Así que cuando el trozo de abordaje inglés llega a la toldilla, y el
sargento mayor de marines William Morris pretende arriar la bandera,
Martín Álvarez, que anda flojo de idiomas para explicarse hablando -ni
siquiera sabe leer ni escribir-, le pega un sablazo al tal Morris que lo
clava en un mamparo, con tal fuerza que no logra liberar el sable; así
que agarra un fusil como maza, mata a golpes a un segundo oficial inglés
y deja heridos a otros dos rubios antes de que lo frían a tiros. Y es
ahí donde el comodoro Nelson, que ha presenciado la escena -siempre odió
a los franceses, pero respetó a los españoles cuando eran caballerosos o
valientes-, se porta como un hidalgo: cuando están recogiendo a los
muertos para arrojarlos al mar con una bala de cañón como lastre, ordena
que a Martín Álvarez lo envuelvan en la bandera que con tanto valor
defendió. Y surge la sorpresa: el granadero no está muerto, sino
malherido. Y lo evacuan a un hospital portugués, donde salva la vida.

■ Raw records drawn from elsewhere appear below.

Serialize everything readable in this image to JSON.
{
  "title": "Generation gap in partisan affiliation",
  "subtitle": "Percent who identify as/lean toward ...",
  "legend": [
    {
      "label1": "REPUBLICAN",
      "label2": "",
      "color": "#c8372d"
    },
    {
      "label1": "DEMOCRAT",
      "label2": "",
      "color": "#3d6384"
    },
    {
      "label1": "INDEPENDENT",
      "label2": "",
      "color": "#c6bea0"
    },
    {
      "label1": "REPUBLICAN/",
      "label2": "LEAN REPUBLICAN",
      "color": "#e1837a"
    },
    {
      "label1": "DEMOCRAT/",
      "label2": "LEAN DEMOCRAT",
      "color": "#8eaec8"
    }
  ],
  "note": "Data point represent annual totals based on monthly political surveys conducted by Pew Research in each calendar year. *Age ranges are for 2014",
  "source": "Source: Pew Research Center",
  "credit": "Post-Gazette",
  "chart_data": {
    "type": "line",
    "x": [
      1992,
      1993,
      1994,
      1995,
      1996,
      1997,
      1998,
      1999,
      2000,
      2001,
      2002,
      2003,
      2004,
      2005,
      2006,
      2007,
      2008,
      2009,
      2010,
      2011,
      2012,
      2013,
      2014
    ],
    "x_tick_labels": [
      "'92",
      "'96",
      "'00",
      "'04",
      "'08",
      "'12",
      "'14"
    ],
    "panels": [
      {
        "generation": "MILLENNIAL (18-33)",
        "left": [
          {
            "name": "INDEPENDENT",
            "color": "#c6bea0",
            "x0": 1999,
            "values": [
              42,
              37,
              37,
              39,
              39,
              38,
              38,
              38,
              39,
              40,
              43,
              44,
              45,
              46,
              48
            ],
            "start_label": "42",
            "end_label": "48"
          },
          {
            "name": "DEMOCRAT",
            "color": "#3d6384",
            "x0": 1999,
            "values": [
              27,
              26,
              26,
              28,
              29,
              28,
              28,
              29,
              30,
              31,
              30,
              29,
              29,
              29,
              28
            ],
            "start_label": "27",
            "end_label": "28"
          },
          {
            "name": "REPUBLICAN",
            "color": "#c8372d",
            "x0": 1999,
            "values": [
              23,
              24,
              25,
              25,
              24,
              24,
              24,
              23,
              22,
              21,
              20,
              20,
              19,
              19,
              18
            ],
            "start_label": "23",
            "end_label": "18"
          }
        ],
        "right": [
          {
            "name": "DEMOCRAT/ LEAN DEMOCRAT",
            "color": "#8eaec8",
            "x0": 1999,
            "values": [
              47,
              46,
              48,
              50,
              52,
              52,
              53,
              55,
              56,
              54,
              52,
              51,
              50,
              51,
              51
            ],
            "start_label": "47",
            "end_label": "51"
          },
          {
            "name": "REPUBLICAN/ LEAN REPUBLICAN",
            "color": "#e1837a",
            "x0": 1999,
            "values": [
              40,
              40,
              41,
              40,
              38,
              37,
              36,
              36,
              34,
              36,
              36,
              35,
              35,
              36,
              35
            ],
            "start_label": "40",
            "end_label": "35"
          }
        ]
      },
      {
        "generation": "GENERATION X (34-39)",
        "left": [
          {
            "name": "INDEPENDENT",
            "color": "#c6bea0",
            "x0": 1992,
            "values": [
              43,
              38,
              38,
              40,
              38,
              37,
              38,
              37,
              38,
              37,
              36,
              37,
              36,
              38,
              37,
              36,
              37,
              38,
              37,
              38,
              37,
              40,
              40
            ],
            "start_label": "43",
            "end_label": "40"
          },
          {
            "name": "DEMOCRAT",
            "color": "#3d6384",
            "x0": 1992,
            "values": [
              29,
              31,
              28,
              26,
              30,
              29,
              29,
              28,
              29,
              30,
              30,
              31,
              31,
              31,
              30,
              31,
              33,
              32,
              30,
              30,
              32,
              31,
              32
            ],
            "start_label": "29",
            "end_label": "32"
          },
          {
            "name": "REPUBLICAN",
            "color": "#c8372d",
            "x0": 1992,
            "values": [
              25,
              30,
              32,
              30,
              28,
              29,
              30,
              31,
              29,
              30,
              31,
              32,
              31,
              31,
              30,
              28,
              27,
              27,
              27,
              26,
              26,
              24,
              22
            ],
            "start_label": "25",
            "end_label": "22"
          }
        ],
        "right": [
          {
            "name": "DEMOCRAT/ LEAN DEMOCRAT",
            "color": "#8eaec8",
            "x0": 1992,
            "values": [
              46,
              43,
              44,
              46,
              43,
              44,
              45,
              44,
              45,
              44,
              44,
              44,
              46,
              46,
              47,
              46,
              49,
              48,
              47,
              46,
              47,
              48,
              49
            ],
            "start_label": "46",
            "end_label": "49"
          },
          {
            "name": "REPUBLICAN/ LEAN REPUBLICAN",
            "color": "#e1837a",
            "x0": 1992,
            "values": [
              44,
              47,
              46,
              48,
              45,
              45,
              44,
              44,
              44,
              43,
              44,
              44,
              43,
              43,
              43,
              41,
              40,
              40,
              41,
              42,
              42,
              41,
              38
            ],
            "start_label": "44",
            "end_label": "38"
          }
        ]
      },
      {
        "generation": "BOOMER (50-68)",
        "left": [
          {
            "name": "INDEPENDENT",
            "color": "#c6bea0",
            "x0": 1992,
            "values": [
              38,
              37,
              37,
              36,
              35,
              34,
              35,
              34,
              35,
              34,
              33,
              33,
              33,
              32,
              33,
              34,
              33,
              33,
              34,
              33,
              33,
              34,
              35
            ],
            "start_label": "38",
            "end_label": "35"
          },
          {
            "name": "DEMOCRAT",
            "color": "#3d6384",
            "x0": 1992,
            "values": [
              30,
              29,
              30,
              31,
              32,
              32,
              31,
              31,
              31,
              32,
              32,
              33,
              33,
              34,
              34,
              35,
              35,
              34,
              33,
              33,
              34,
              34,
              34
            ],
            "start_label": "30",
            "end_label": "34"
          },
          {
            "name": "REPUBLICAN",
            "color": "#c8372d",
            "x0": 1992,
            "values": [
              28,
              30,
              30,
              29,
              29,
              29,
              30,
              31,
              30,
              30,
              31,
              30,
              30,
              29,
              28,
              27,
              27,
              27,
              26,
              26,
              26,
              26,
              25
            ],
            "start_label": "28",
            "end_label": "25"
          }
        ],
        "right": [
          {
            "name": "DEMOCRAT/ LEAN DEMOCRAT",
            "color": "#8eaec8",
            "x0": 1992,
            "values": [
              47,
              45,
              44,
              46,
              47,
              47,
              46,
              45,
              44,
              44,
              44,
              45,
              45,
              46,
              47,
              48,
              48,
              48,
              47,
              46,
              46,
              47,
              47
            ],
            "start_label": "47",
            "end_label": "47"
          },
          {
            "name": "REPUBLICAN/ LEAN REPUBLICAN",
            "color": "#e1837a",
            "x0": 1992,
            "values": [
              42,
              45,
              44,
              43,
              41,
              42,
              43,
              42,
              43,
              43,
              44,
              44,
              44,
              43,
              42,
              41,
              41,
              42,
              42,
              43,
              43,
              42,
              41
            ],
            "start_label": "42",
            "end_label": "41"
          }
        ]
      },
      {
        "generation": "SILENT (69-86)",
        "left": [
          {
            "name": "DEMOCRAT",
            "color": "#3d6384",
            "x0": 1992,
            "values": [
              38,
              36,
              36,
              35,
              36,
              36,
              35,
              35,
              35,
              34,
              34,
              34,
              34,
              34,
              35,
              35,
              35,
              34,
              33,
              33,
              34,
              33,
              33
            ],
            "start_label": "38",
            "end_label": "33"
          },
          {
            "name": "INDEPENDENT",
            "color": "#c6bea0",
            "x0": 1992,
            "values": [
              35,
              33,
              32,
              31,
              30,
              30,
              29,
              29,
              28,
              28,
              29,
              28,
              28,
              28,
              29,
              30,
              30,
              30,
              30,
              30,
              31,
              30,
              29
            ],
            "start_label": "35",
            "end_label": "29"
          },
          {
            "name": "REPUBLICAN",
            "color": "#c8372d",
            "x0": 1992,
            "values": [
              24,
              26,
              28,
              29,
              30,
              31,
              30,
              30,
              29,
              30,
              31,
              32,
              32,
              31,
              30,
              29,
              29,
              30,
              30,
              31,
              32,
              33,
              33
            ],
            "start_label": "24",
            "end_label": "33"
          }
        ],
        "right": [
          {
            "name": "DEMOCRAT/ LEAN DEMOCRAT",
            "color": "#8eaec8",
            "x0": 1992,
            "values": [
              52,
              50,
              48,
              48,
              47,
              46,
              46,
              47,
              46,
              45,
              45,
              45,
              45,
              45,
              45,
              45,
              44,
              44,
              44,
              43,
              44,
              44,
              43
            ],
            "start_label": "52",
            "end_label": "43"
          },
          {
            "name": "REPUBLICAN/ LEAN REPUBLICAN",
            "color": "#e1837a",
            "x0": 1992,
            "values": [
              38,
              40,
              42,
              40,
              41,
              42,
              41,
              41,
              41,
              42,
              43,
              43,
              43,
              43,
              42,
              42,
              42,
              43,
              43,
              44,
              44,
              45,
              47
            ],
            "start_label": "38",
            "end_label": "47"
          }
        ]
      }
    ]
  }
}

Martín Álvarez volvió al mar y murió cuatro años después, tras un accidente que
degeneró en tuberculosis. Se ahorró, quizás, repetir su hazaña en
Trafalgar. Pero tuvo la satisfacción de ser ascendido a cabo y premiado
con una pensión vitalicia de cuatro escudos mensuales. Lo que nunca supo
es que, por decreto real, siempre habría un buque en la Armada española
que llevaría su nombre, ni que en Gibraltar quedaría un cañón con la
placa: «Hurra por el Captain, hurra por el San Nicolás, hurra por Martín Álvarez».
Tampoco supo que en el Museo Naval de Londres se conservaría hasta hoy,
con veneración y respeto, el sable con el que, bajo la bandera del
navío vencido pero no rendido, un humilde infante de marina español
clavó en un mamparo al sargento mayor William Morris.